Всемирный следопыт, 1928 № 08 | страница 16
9 сентября мы проплыли мыс Челюскин, замечательный тем, что это са-амый северный пункт Азии. Нам стал попадаться старый лед, и мы медленно продвигались вперед по узкой полынье вдоль берега.
В сентябре мы не могли дальше продвигаться по льду и стали искать место, где бы остановиться на зиму.
Подходящего места, защищенного от ветра, не было. Лишь два небольших холмика, выдаваясь вперед, казалось, ослабляли несколько напор льда с севера. Подойти к ним было легко, но я боялся очутиться в ловушке.
В конце концов, мы зашли за холмы и стали на якорь в 150 метрах от берегла. Мы назвали этот ненадежный приют «гаванью Мод», и она, вопреки нашим ожиданиям, в течение целого года служила нам верным убежищем.
Первым делом мы принялись за постройку обсерватории и помещения для двадцати собак. Мы очень торопились, и через две недели, то-есть к 30 сентября, все было готово.
Суровые арктические ветры не давали вам хоть сколько-нибудь сносно проводить зиму. Чтобы утеплить наше помещение, мы стали сгребать к бокам «Мод» снег и наложили его до самой палубы, так что снежная стена почти отвесно спускалась от корабля на ледяную поверхность. Для того чтобы легче было сходить с «Мод», мы сделали более покатый спуск, который начинался прямо против двери рубки. По бокам сходней мы прикрепили канат, за который можно было держаться, поднимаясь на корабль и спускаясь с него.

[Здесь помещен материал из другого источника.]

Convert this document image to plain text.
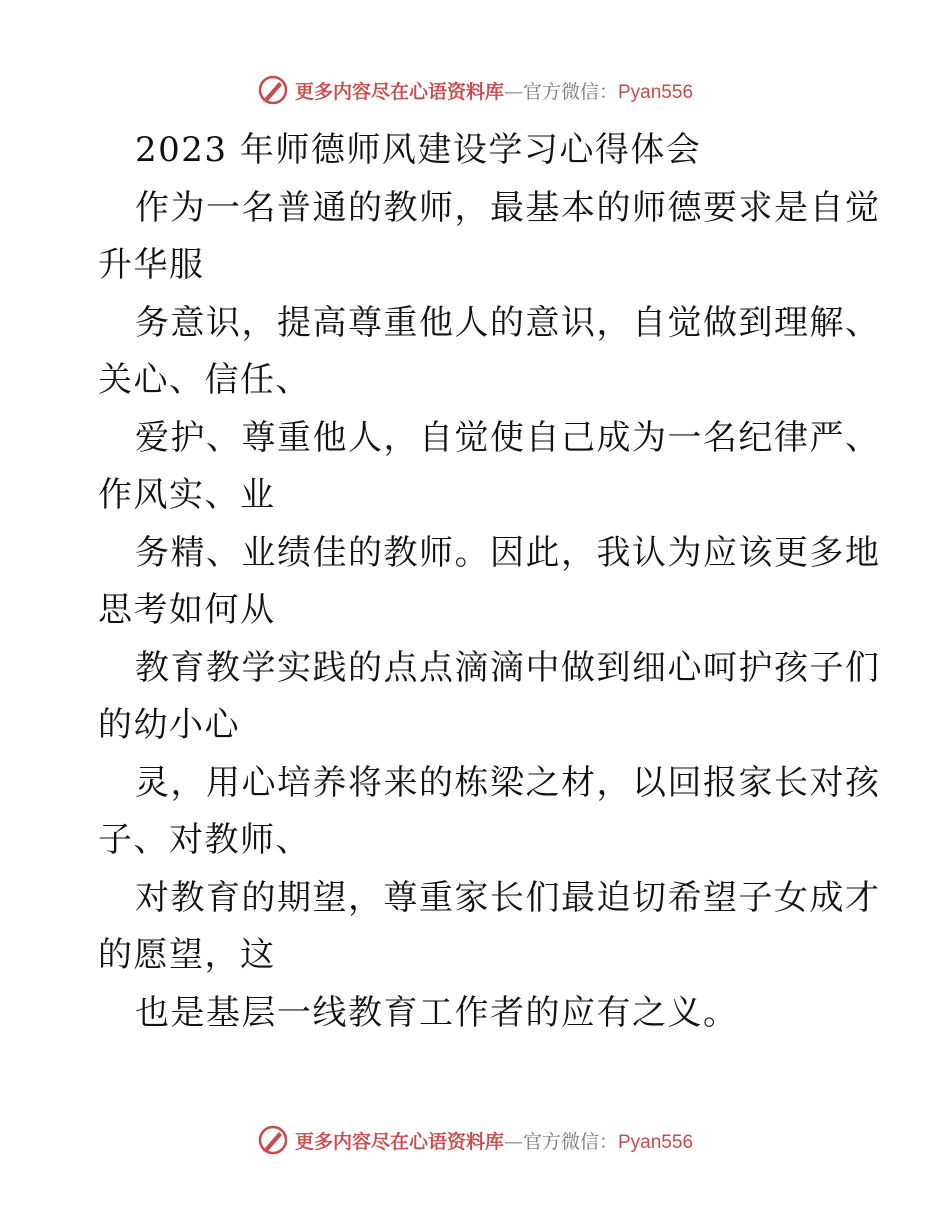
更多内容尽在心语资料库—官方微信：Pyan556
2023 年师德师风建设学习心得体会
作为一名普通的教师，最基本的师德要求是自觉
升华服
务意识，提高尊重他人的意识，自觉做到理解、
关心、信任、
爱护、尊重他人，自觉使自己成为一名纪律严、
作风实、业
务精、业绩佳的教师。因此，我认为应该更多地
思考如何从
教育教学实践的点点滴滴中做到细心呵护孩子们
的幼小心
灵，用心培养将来的栋梁之材，以回报家长对孩
子、对教师、
对教育的期望，尊重家长们最迫切希望子女成才
的愿望，这
也是基层一线教育工作者的应有之义。
更多内容尽在心语资料库—官方微信：Pyan556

Одна из наших сук должна была ощениться. Она очень любила меня и каждое утро, когда я выходил на палубу, бросалась ко мне. Обыкновенно я брал ее на руки и сносил на лед, а потом мы вместе отправлялись на утреннюю прогулку для моциона. Однажды, как раз когда я собирался поднять ее, другая собака, по имени Яков, бросилась мне навстречу и так сильно при этом толкнула меня, что я не удержался на ногах и полетел вниз головой за барьер палубы. При этом я изо всей силы ударился правым плечом о лед. Искры так и посыпались у меня из глаз! Придя в себя, я едва смог сесть. Плечо неистово ныло. Я ни минуты не сомневался, что переломил себе кость, как это впоследствии и подтвердилось рентгеновскими снимками.
С величайшим трудом втащился я на корабль. Тут Вистинг, учившийся в Осло ухаживать за больными, сделал мне первую перевязку. Боль была до того мучительна, что я не мог шевелить рукою. Чтобы дать руке покой, Вистинг прибинтовал ее к туловищу; так я пролежал целую неделю. Потом я стал носить руку на перевязи. Однако мои испытания этим не кончились.